Thursday 14 November 2024
7:31 AM |

The Poetic Cinema of Andrei Tarkovsky Comes to FIFF

The Poetic Cinema of Andrei Tarkovsky Comes to FIFF

The debut feature by the great Andrei Tarkovsky, Ivan’s Childhood, is to come to the 38th Fajr International Film Festival.

Screening in the Restored Classics section of the festival, The 1962 movie is a poetic journey through the shards and shadows of one boy’s war-ravaged youth. Moving back and forth between the traumatic realities of World War II and serene moments of family life before the conflict began, Tarkovsky’s film remains one of the most jarring and unforgettable depictions of the impact of war on ordinary human beings.
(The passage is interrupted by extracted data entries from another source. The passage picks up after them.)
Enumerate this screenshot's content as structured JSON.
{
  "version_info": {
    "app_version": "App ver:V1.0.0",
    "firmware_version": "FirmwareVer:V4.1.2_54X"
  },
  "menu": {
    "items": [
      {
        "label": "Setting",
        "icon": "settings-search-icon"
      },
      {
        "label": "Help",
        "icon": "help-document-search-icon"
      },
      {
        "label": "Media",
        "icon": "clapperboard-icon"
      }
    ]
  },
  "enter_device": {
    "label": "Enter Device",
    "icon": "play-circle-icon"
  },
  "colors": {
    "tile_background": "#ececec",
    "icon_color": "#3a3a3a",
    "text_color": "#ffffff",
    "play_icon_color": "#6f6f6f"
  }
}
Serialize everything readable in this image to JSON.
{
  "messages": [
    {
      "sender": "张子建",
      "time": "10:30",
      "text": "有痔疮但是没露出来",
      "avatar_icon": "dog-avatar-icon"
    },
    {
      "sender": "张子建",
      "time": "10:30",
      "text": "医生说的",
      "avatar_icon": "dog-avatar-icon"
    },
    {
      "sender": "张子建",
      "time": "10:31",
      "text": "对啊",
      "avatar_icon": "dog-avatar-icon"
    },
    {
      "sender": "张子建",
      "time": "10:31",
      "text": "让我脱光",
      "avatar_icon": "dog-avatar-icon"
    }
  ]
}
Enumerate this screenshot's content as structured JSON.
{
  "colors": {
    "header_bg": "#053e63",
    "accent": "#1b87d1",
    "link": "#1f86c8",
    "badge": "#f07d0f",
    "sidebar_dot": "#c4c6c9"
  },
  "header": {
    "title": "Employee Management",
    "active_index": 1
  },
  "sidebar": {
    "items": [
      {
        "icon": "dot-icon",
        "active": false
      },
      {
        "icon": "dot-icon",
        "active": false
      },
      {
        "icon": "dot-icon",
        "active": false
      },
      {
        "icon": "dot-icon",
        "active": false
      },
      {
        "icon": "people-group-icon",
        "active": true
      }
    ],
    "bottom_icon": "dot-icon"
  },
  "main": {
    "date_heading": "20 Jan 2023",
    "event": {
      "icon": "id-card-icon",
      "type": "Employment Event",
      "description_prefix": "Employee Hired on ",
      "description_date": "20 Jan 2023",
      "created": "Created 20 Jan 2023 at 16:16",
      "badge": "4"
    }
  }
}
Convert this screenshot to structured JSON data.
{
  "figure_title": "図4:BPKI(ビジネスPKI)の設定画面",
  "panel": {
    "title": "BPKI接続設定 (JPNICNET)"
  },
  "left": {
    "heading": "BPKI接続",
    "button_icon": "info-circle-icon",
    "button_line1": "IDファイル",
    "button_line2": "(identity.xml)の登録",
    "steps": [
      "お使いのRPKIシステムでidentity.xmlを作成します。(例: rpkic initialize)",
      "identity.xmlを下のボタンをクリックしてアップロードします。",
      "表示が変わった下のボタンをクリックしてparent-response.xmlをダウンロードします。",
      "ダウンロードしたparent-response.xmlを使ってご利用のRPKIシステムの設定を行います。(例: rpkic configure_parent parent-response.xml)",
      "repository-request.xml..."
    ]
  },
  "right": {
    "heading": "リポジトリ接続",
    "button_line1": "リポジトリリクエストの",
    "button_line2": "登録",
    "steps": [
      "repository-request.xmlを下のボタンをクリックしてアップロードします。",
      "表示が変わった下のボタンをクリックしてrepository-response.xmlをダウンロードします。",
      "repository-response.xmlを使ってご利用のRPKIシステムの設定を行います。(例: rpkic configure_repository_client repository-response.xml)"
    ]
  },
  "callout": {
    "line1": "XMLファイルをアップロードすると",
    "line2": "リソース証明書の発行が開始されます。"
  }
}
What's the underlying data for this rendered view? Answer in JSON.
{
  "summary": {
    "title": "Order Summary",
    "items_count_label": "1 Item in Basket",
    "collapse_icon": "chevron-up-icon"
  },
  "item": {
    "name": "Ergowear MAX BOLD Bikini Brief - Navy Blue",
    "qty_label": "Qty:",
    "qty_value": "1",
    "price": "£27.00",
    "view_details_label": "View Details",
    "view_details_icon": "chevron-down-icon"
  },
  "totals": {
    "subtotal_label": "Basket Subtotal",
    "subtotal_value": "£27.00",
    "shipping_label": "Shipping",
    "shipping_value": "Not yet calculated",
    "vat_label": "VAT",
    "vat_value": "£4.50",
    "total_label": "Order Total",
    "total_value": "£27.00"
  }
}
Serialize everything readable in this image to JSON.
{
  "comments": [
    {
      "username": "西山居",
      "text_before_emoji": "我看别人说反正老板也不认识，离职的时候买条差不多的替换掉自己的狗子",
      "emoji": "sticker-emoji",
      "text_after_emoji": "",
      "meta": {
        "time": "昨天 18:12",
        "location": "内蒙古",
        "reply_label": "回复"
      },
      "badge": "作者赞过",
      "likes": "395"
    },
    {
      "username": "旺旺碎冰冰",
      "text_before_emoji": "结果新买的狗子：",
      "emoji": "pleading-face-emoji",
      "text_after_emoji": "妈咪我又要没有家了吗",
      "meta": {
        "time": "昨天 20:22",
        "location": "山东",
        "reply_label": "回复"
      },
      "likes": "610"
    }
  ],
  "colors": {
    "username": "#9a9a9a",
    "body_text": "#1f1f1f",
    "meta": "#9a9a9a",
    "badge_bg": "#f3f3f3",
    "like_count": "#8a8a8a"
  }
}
Co-written by Mikhail Papava, it is based on Vladimir Bogomolov’s 1957 short story “Ivan”. The film features child actor Nikolai Burlyayev along with Valentin Zubkov, Evgeny Zharikov, Stepan Krylov, Nikolai Grinko, and Tarkovsky’s wife Irma Raush.

Ivan’s Childhood tells the story of orphaned boy Ivan, whose parents were killed by the invading German forces, and his experiences during World War II. Ivan’s Childhood was one of several Soviet films of its period, such as The Cranes Are Flying and Ballad of a Soldier, that looked at the human cost of war and did not glorify the war experience as did films produced before the Khrushchev Thaw. In a 1962 interview, Tarkovsky stated that in making the film he wanted to “convey all his hatred of war”, and that he chose childhood “because it is what contrasts most with war.”

Ivan’s Childhood was Tarkovsky’s first feature film. It won him critical acclaim and made him internationally known. It won the Golden Lion at the Venice Film Festival in 1962 and the Golden Gate Award at the San Francisco International Film Festival in 1962. The film was also selected as the Soviet entry for the Best Foreign Language Film at the 36th Academy Awards, but was not accepted as a nominee. Famous filmmakers such as Ingmar Bergman, Sergei Parajanov and Krzysztof Kielowski praised the film and cited it as an influence on their work.

The cinematic influences of Ivan’s Childhood go far beyond its Soviet contemporaries, however. Polish filmmaker Andrzej Wajda’s Ashes and Diamonds (1958) seems to have had an artistic impact on the film, with its deep interiors lit by rays of light squeezing through cracks, its moments of veering consciousness, and especially its dislodged religious symbols placed amidst smoking ruins. Buñuel’s Los olvidados (1950), a critical realist film interweaving dream sequences, is a likely influence as well. Critics have also pointed to Dreyer, Bergman, Bresson, Dovzhenko, Welles, and Mizoguchi as visual antecedents.

The 2021 FIFF is scheduled to get underway in the Iranian capital on May 26-June 2. This year’s event is presided over by Iranian film director and screenwriter Mohammad Mehdi Asgarpour. The festival is widely considered one of the most prestigious and influential in Asia, Europe and Greater Middle East.